The Père-Lachaise is perhaps the most famous cemetery in the world – an old, sleepy, tree-lined rock of a cemetery smack in the middle of Paris that serves as a resting place for Jim Morrison, Marcel Proust, Oscar Wilde and Sadegh Hedayat, among others.
Then there are the characters inside the cemetery who tend to and weep over the famed gravestones. A silver-haired painter who cleans off the gravestones of Marcel Proust and waters his houseplants; a hearty old widow who jokes about how her husband has found a neighbor in Jim Morrison; a South Korean tourist who rhapsodizes about his love for Proust’s prose.
The camera, and Honigmann, seems to carry a fondness for the contemplative exploration of an object remembered or dusted over, whether it be a dying bouquet, commemorative art on a headstone or a gushy tourist’s face. The epitaphs and monologues of the cemetery’s visitors serve as the film’s script.
“Forever” follows no grand scheme and has no real fondness for narrative undertone, which serves as both a liberating opportunity for the living and the dead’s art, and life to expand onscreen.
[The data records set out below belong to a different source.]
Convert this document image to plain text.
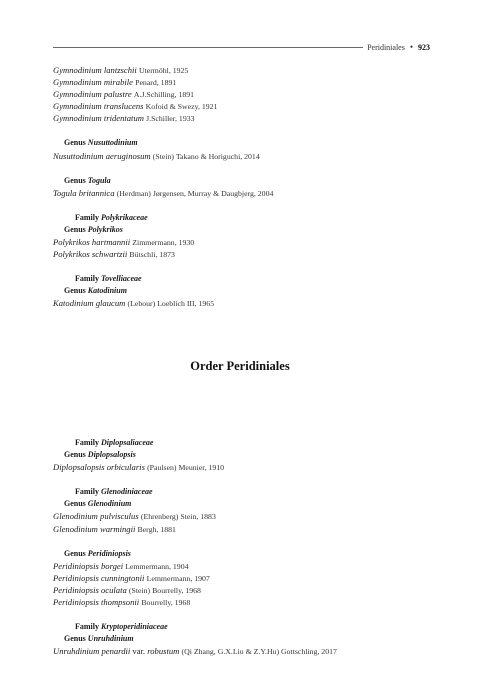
Peridiniales • 923
Gymnodinium lantzschii Utermöhl, 1925
Gymnodinium mirabile Penard, 1891
Gymnodinium palustre A.J.Schilling, 1891
Gymnodinium translucens Kofoid & Swezy, 1921
Gymnodinium tridentatum J.Schiller, 1933
Genus Nusuttodinium
Nusuttodinium aeruginosum (Stein) Takano & Horiguchi, 2014
Genus Togula
Togula britannica (Herdman) Jørgensen, Murray & Daugbjerg, 2004
Family Polykrikaceae
Genus Polykrikos
Polykrikos hartmannii Zimmermann, 1930
Polykrikos schwartzii Bütschli, 1873
Family Tovelliaceae
Genus Katodinium
Katodinium glaucum (Lebour) Loeblich III, 1965
Order Peridiniales
Family Diplopsaliaceae
Genus Diplopsalopsis
Diplopsalopsis orbicularis (Paulsen) Meunier, 1910
Family Glenodiniaceae
Genus Glenodinium
Glenodinium pulvisculus (Ehrenberg) Stein, 1883
Glenodinium warmingii Bergh, 1881
Genus Peridiniopsis
Peridiniopsis borgei Lemmermann, 1904
Peridiniopsis cunningtonii Lemmermann, 1907
Peridiniopsis oculata (Stein) Bourrelly, 1968
Peridiniopsis thompsonii Bourrelly, 1968
Family Kryptoperidiniaceae
Genus Unruhdinium
Unruhdinium penardii var. robustum (Qi Zhang, G.X.Liu & Z.Y.Hu) Gottschling, 2017
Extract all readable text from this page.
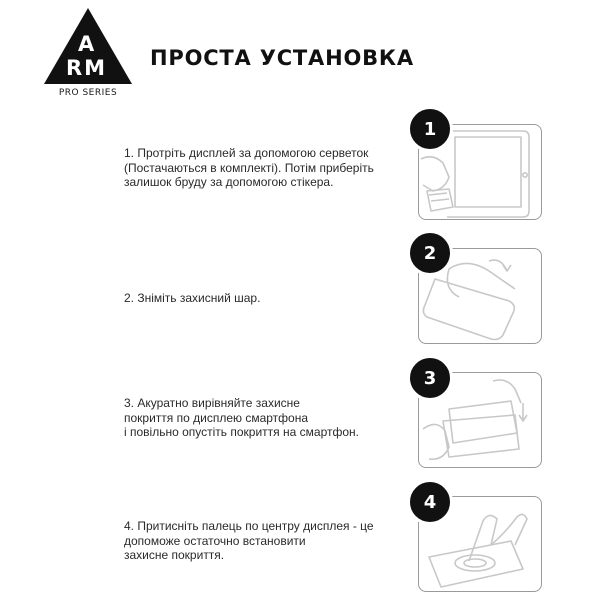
A
RM
PRO SERIES
ПРОСТА УСТАНОВКА
1. Протріть дисплей за допомогою серветок
(Постачаються в комплекті). Потім приберіть
залишок бруду за допомогою стікера.
1
2. Зніміть захисний шар.
2
3. Акуратно вирівняйте захисне
покриття по дисплею смартфона
і повільно опустіть покриття на смартфон.
3
4. Притисніть палець по центру дисплея - це
допоможе остаточно встановити
захисне покриття.
4
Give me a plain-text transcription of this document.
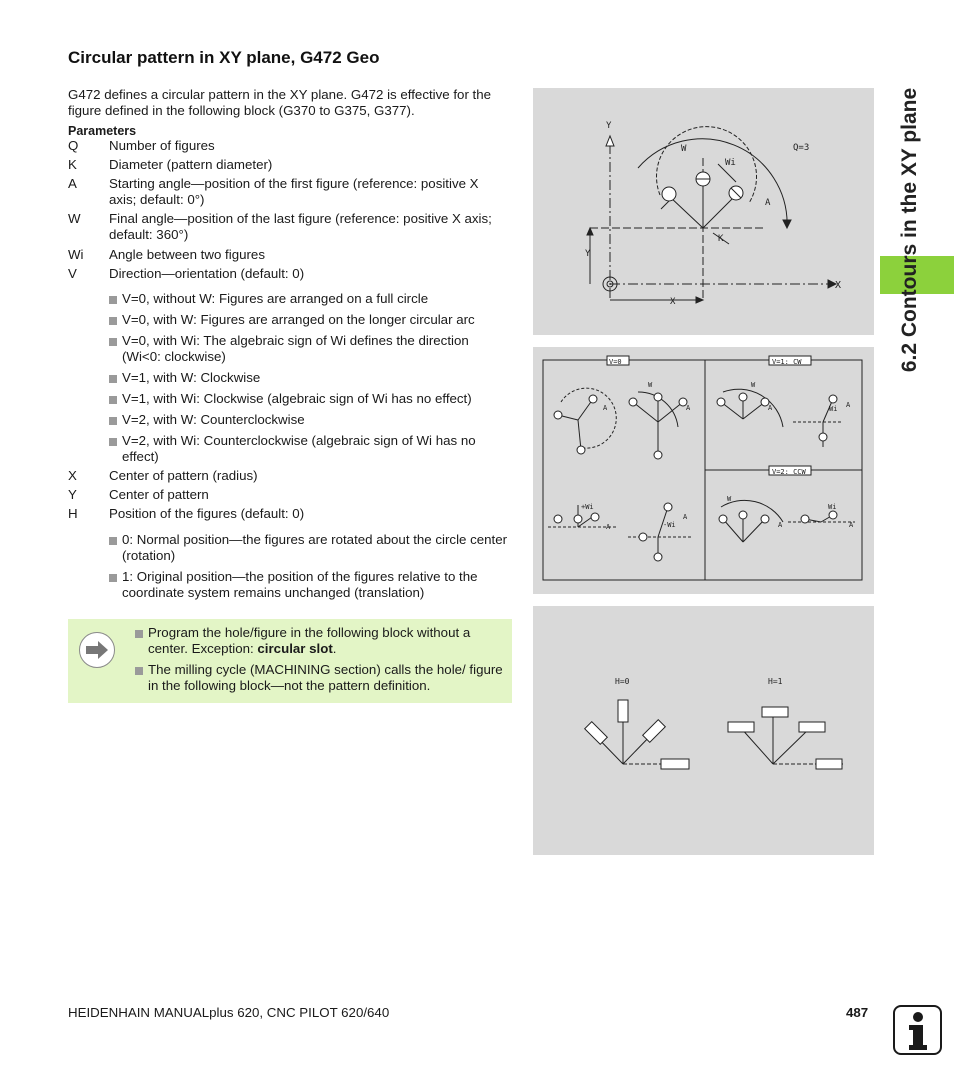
Circular pattern in XY plane, G472 Geo
G472 defines a circular pattern in the XY plane. G472 is effective for the figure defined in the following block (G370 to G375, G377).
Parameters
Q	Number of figures
K	Diameter (pattern diameter)
A	Starting angle—position of the first figure (reference: positive X axis; default: 0°)
W	Final angle—position of the last figure (reference: positive X axis; default: 360°)
Wi	Angle between two figures
V	Direction—orientation (default: 0)
V=0, without W: Figures are arranged on a full circle
V=0, with W: Figures are arranged on the longer circular arc
V=0, with Wi: The algebraic sign of Wi defines the direction (Wi<0: clockwise)
V=1, with W: Clockwise
V=1, with Wi: Clockwise (algebraic sign of Wi has no effect)
V=2, with W: Counterclockwise
V=2, with Wi: Counterclockwise (algebraic sign of Wi has no effect)
X	Center of pattern (radius)
Y	Center of pattern
H	Position of the figures (default: 0)
0: Normal position—the figures are rotated about the circle center (rotation)
1: Original position—the position of the figures relative to the coordinate system remains unchanged (translation)
Program the hole/figure in the following block without a center. Exception: circular slot.
The milling cycle (MACHINING section) calls the hole/ figure in the following block—not the pattern definition.
Y
W
Wi
Q=3
A
K
Y
X
X
V=0	V=1: CW
V=2: CCW
W
A	A
W
A	Wi A
W
A
Wi
A
+Wi
A	-Wi
A
H=0	H=1
6.2 Contours in the XY plane
HEIDENHAIN MANUALplus 620, CNC PILOT 620/640	487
But at times, it seems slightly incoherent, akin to a saucy, one-eyed drunken meander around the cemetery. The art, literature and life-work of the glamorously deceased make their way into the film, always through the lived remembrance of an on-screen interviewee.
Although death truly is all around “Forever,” the documentary never becomes melancholy and oppressive, which is perhaps most stunning. There’s even a light-hearted moment of humor, when the gravestone of the old minx, Oscar Wilde, reveals hundreds of lip-sticked kiss marks. It’s just as much a celebration of the flesh and bone characters who find solace in the cemetery as it is a tribute to the great deceased, and their return to the dust.